True, many students prefer multiple choice, fill-in-the-blank and quick short answer definitions. They like the predictability. They like not having to think. Ooooh, professor, stop asking me questions, my brain hurts!

But educational apathy comes from habits well-tuned from as early as elementary school. It is hard for the dedicated teacher to reverse learning patterns rooted in memorization and developed well over a decades time.

It is difficult to combat television which has deadened the mind and preconditioned the audience for passivity. But for educators to use these things as excuses is a cop-out.

The University of Delaware is headed in the right direction. Two weeks ago, the Institute for Transforming Undergraduate Education at the university received a $200,000 grant from the National Science Foundation.

This money will be used to prove that education is not simply about memorization, droning lectures, and spew-back exams, but about sparking curiosity and creative thinking. Most of all, this money will further the good example many professors at this university are already setting.

Who are these trend-setting educators? These women and men treat students as equals, talking with rather than at them.

They know how to engage discussion in a lecture hall, making a large class seem small. They speak not at a pulpit, but often organize class into circles. They exude contagious enthusiasm for their subject matter and are willing topic a motivated student out of the crowd and devote countless hours as a personal mentor. They ask difficult questions. They challenge students to think. They open new windows of awareness, enabling students to see the world in a refreshingly new way. They take the time to read papers and write comments and criticisms in the margins. They give students a reason to come to class. And most important, they are humble and they are humorous.

These special individuals all understand a fundamental truth: Education does not necessarily lie in a book, a lecture, or a professor. It lies within. It is a process, not an entity. Educators are facilitators of learning, but the true teachers are ourselves.

Thus, if one is truly "educated," one can never leave one's education behind. It is a lifelong journey of personal discovery that does not end with the acceptance of a diploma. And it begins with the knowledge that education is more about seeking the right questions than about finding all the answers. It is more about active debate than about passive acceptance. It is about dialogue, not dictation.

Looks sometimes twist the facts. A high school ROTC text book still teaches that the country's fledgling military forces needed to "pacify the Indians," justifying the hostile takeover of this continents indigenous peoples.

Professors don't always have the facts straight. Exams are often culturally-biased. One Saudi-Arabian student said prior to his arrival in the United States he took a standardized American exam with a multiple-choice question relating to the "typical weather around Christmas time."

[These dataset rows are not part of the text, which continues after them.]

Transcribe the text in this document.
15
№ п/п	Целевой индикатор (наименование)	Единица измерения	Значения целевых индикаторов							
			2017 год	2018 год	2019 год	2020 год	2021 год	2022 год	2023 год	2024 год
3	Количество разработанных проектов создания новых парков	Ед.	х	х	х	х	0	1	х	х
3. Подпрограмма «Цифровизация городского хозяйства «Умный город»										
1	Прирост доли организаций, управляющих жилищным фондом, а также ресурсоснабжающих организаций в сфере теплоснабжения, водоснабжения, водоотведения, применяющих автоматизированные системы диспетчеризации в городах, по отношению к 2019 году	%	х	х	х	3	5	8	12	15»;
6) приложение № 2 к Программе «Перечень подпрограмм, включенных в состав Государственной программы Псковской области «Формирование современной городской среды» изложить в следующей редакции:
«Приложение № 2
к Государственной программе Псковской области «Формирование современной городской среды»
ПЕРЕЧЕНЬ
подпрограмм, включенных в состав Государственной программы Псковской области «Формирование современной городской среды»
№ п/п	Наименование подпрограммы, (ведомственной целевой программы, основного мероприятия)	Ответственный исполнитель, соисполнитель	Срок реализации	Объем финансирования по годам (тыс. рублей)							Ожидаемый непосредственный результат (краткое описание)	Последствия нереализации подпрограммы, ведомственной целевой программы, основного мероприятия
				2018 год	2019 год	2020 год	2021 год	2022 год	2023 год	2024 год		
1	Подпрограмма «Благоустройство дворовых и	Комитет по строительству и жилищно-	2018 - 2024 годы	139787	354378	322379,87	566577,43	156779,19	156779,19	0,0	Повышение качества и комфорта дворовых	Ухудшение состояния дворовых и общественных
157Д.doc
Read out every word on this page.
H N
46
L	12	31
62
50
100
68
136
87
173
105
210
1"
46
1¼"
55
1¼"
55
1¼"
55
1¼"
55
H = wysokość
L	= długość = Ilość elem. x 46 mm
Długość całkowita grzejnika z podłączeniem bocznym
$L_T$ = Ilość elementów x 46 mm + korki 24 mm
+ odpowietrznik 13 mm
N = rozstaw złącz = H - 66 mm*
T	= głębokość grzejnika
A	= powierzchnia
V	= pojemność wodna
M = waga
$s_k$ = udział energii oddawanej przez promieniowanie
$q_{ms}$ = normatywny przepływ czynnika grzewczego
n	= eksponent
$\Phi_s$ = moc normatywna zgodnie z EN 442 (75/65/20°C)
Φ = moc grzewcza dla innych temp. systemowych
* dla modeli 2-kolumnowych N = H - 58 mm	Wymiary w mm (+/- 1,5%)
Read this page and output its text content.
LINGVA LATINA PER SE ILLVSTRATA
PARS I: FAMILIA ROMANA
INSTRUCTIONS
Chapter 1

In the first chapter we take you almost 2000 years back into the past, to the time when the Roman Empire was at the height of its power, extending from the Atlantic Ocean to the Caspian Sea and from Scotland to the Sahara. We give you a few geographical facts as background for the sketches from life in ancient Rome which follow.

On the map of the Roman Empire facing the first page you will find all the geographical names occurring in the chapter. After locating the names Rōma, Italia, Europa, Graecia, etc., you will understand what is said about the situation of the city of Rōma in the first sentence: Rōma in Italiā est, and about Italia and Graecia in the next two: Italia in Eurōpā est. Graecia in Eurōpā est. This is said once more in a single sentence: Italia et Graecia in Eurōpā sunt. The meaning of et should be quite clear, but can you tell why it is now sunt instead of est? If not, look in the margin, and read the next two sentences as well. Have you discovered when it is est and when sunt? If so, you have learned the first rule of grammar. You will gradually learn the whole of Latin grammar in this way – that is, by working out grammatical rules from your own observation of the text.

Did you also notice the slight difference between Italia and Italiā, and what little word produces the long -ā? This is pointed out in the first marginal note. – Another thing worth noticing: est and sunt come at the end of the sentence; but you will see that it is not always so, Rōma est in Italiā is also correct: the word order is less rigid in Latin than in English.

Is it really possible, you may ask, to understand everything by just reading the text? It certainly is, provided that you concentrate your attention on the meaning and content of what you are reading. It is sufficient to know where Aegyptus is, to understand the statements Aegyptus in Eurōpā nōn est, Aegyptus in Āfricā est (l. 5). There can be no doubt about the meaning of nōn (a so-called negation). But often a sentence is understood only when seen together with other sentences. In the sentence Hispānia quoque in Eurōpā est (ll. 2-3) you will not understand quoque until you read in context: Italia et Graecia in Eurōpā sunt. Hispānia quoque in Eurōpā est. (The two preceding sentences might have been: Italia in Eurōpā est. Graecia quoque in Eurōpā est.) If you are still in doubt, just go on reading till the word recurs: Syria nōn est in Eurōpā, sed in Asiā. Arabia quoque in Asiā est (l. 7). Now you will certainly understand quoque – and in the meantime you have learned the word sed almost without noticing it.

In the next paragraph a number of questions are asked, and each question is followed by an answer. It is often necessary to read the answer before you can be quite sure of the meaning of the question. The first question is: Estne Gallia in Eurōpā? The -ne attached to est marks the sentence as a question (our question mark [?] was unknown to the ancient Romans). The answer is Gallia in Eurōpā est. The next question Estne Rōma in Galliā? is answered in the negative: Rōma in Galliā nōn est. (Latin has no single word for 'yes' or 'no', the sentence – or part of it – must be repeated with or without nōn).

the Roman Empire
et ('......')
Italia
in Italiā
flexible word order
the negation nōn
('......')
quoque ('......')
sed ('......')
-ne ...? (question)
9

While paying so much attention to the all important grade teachers and students often forget what they are measuring or fail to question whether they are truly measuring anything at all.

If you teach a class on this campus, jump on the educational bandwagon: take advantage of the opportunities this NFS grant will give you. You may find that your students will respect and appreciate you more than if you arbitrarily inflate their grades.

To all the educators on this campus who are already constant inspiration to us students, thank you. You make us students realize that we have indeed paid for more than little red brick walkways.

We can continue to force feed ourselves, cram studying only to barf out undigested and mixed-up what was put in. Lets strive, rather, for some innovative methods of educational retention.